D’entrée de jeu, l’entraîneur-chef a souligné l’avantage, pour un étudiant-athlète, de s’aligner sur une équipe sportive performante. «Passer par le Rouge et Or, affirme-t-il, apporte une valeur ajoutée au diplôme. Cela permet au diplômé de se démarquer sur le marché du travail. Il aura la réputation d’être une personne disciplinée, persévérante, résiliente, capable de dépassement, une personne de confiance et un bon citoyen.»
La mission de l’entraîneur-chef, selon lui, consiste à créer un environnement qui permet à l’étudiant-athlète de se réaliser comme personne. «Le message, dit-il, doit être simple, clair et précis. Il faut encadrer les étudiants pour qu’ils réussissent du point de vue scolaire et il faut les aider à atteindre leur plein potentiel athlétique. Créer une culture organisationnelle provoque un comportement, lequel entraîne un résultat.»
Le leadership doit s’appuyer sur le principe des trois «c»: la confiance, la compétence et le caractère. «L’entraîneur-chef, poursuit-il, doit avoir l’habileté de créer une connexion avec un étudiant-athlète. Il doit démontrer que les joueurs sont importants pour lui. Il doit s’intéresser à eux dans différents aspects de leur vie. Une fois ce contexte installé, l’entraîneur-chef peut implanter son message.»
Selon lui, la relation peut se modifier avec un changement de fonction, auquel cas il faut réagir. «Lorsque j’étais adjoint, rappelle Glen Constantin, j’étais l’ami des joueurs. Quand je suis devenu entraîneur-chef, mon attitude n’avait pas changé, mais ils me fuyaient quasiment. J’étais quasiment devenu le bad cop.»
Effort, engagement, discipline
À l’entrée du vestiaire du club Rouge et Or, une plaque apposée sur le mur porte l’inscription «4e quart» suivie de cinq grands principes: l’effort, l’engagement, la discipline, la toughness (la ténacité) et la fierté.
La tradition d’excellence que s’est forgée le programme Rouge et Or football au fil des années se vérifie sur tous les plans. «Rien dans notre programme n’est moyen, soutient Glen Constantin.

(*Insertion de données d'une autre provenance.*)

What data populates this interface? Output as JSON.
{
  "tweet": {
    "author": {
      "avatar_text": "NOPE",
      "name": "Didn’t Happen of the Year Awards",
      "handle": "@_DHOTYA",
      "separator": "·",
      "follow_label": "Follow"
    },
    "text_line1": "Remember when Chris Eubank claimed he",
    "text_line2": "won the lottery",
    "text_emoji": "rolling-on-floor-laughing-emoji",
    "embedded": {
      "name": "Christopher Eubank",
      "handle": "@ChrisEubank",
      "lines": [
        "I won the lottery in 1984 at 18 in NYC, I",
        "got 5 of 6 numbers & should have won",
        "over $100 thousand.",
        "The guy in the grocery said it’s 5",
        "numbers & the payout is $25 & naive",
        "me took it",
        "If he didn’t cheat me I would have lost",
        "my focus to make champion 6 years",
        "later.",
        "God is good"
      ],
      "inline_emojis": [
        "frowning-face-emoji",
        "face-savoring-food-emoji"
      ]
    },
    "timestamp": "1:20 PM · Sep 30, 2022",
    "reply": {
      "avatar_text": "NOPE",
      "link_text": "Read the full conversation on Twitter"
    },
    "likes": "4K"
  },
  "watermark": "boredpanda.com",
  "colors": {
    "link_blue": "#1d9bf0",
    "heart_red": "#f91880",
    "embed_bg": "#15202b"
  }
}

Cette attitude part de notre président et descend jusqu’aux joueurs en passant par le personnel d’entraîneurs et les employés. Il y a de très bons joueurs dans les équipes moins fortes que la nôtre. Ces joueurs espèrent gagner. Nous, on s’attend à gagner.»
Dans les entraînements et durant les matches, il peut s’appuyer sur une solide équipe d’entraîneurs-adjoints. «Mes adjoints et moi avons la même approche, souligne-t-il. Le processus est plus important que la destination. Nous ne parlons pas de ce que nous allons accomplir, mais plutôt de comment nous allons l’accomplir. En d’autres mots, nous ne parlons pas de gagner le championnat, mais plutôt de comment être un champion. C’est le championship lifestyle.»

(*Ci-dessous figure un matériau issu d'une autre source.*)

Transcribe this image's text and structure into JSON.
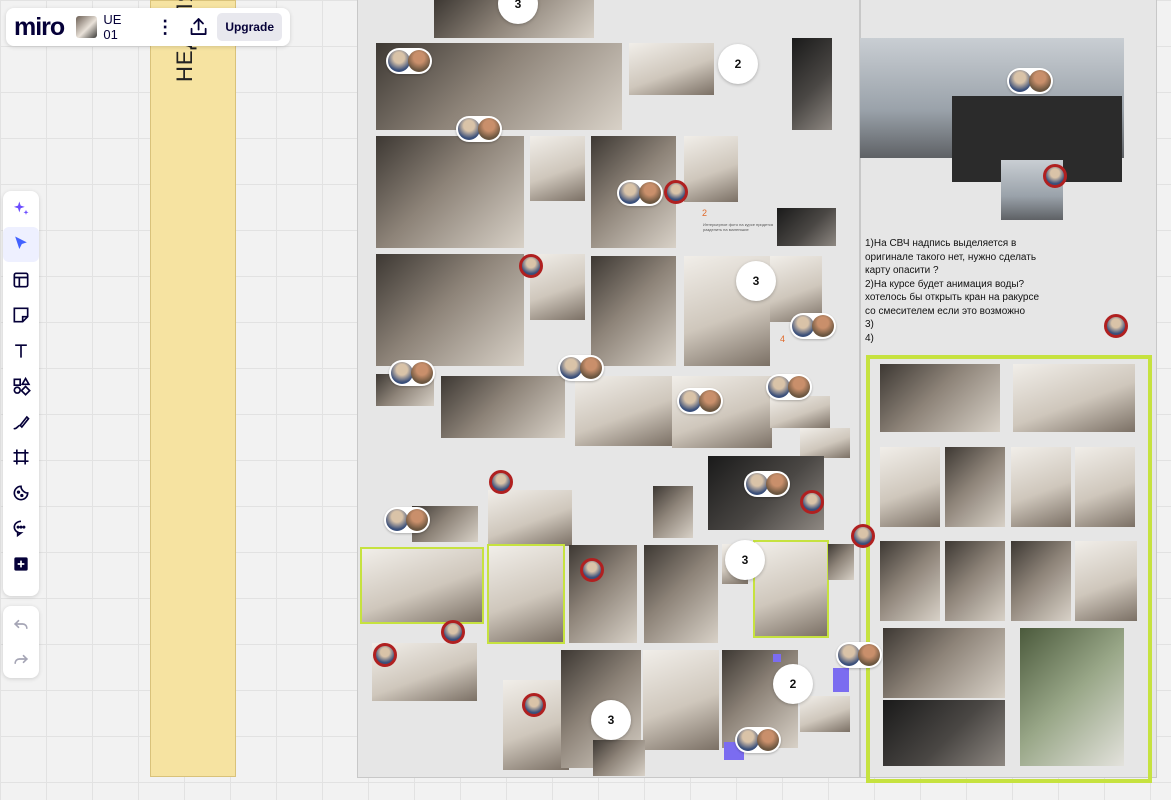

Ce qu’il apprécie le plus de ses adjoints est leur loyauté. «Notre règle d’or est que toute décision doit être prise pour le bien de l’équipe, précise-t-il. Il y a bien sûr des discussions et des argumentations. Mais nous montrons un front uni devant l’équipe, les médias, la foule. Par ailleurs, je n’ai pas peur de m’entourer de bonnes personnes fortes qui vont nous faire progresser. Ces personnes doivent être capables de dire les vraies choses. Elles doivent être capables de renforcer les bonnes choses et de corriger les mauvaises situations, même quand tout semble bien aller. Une attitude positive, qui consiste à voir le bon côté des choses, à toujours voir le verre à moitié plein plutôt que le verre à moitié vide, aide beaucoup au climat. C’est ce que je surnomme la loi du Mathieu Bertrand, un de mes adjoints et ancien quart-arrière de l’équipe. Enfin, le respect est primordial dans toute l’organisation. Souvent le manque de respect est à la base des problèmes.»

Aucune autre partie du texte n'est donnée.